Cookies are small pieces of data that websites send to browsers. Browsers then store these files and send them back the next time the user visits the website. This is how the website keeps you logged in, remembers your settings, and so on. All in all, cookies make browsing much smoother.

Those are first-party cookies, that is, files saved by the websites you actually visit. Third-party cookies come from Web services site owners may use for a variety of reasons. They come from analytics services, social networks, advertising networks, and the like.

It’s those third-party cookies that track users’ movements around the Internet. It works like this: Service A’s cookies are used on websites X, Y, and Z, so A knows when you visit X or Y or Z. But cookies from Google, Facebook, Amazon, and other Internet giants are in use across almost all websites. For example, the most commonly used cookie on the Internet comes from Google Analytics.

On the one hand, third-party cookies can be used for good. For example, reliable analytics help people create better content. On the other hand, Internet giants, the owners of the cookies, use them to find out what sites you visit, how you spend time there, and more — and then they use that data to target ads to you wherever you go online.

So, that’s how cookies are related to spying, and that is why Guffond chose sounds as a means of understanding cookies’ impact on consumers. Her aim was to make things that we normally don’t notice difficult to ignore.

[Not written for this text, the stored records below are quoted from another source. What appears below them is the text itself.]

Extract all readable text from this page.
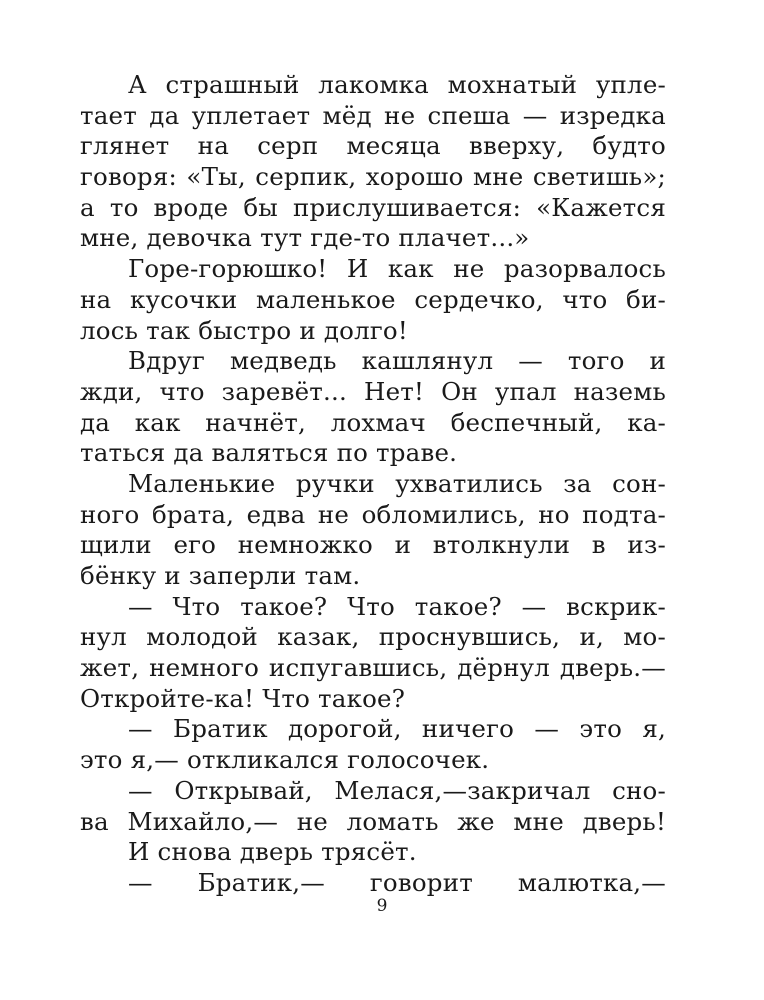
А страшный лакомка мохнатый упле-
тает да уплетает мёд не спеша — изредка
глянет на серп месяца вверху, будто
говоря: «Ты, серпик, хорошо мне светишь»;
а то вроде бы прислушивается: «Кажется
мне, девочка тут где-то плачет...»
Горе-горюшко! И как не разорвалось
на кусочки маленькое сердечко, что би-
лось так быстро и долго!
Вдруг медведь кашлянул — того и
жди, что заревёт... Нет! Он упал наземь
да как начнёт, лохмач беспечный, ка-
таться да валяться по траве.
Маленькие ручки ухватились за сон-
ного брата, едва не обломились, но подта-
щили его немножко и втолкнули в из-
бёнку и заперли там.
— Что такое? Что такое? — вскрик-
нул молодой казак, проснувшись, и, мо-
жет, немного испугавшись, дёрнул дверь.—
Откройте-ка! Что такое?
— Братик дорогой, ничего — это я,
это я,— откликался голосочек.
— Открывай, Мелася,—закричал сно-
ва Михайло,— не ломать же мне дверь!
И снова дверь трясёт.
— Братик,— говорит малютка,—
9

Listen to the sound of cookies

Guffond has created extensions for two popular browsers — Google Chrome and Mozilla Firefox — that produce a sound each time a cookie is saved to your computer, removed from your computer, or updated. She came up with different sounds for different cookies — you can distinguish Google Analytics from Facebook, for example, by how it sounds.

Guffond calls her project Listening Back, and, as she says, it “translates cookies into sounds.” Her goal is to help people understand the sheer number of cookies we all deal with while browsing the Web.

Listening Back project details

Unfortunately, browser add-ons were never intended to process so many sounds, so as websites load, causing lots of cookies to appear on the computer almost simultaneously, the extension may produce a stuttering sound as the computer tries to play the sounds from all of them. The noise is pretty unpleasant, and you probably won’t want to keep the extension turned on permanently.

According to the Internet Engineering Task Force, browsers should be able to handle more than 50 cookies per domain. However, Guffond’s plugin can handle only 43 — trying to play more sounds caused it to crash, so she had to set some limits. Forty three is still cacophonous, though.

Guffond designated specific sounds for Facebook, YouTube, Google Analytics, Amazon, and some other popular sites, as well as for services whose cookies frequently appear on other sites for tracking and advertising purposes.

Once you’re accustomed to the sounds that different cookies trigger, they will give you an idea of which companies track you the most, and on which sites. And how often. You may even be surprised at the sites that produce certain familiar sounds — for example, a cookie you hear from Facebook on a site you don’t associate at all with the social media giant.

Mind the browser permissions

Keep in mind that the Listening Back plugin requires one of the scariest permissions you can give to a browser extension — to read and change all of your data on the websites you visit. If you don’t trust this extension, then while you’re using it you should avoid entering any sensitive information or visiting sites that require you to log in.

However, the extension is fun and educational, so (with the necessary precautions) I recommend giving it a try — at least, for a couple of hours. And if you use an antitracking tool, such as the built-in Privacy protection feature in Kaspersky Security Cloud or Kaspersky Internet Security, try visiting the same sites with tracking protection turned on and turned off. The sounds will change quite a bit.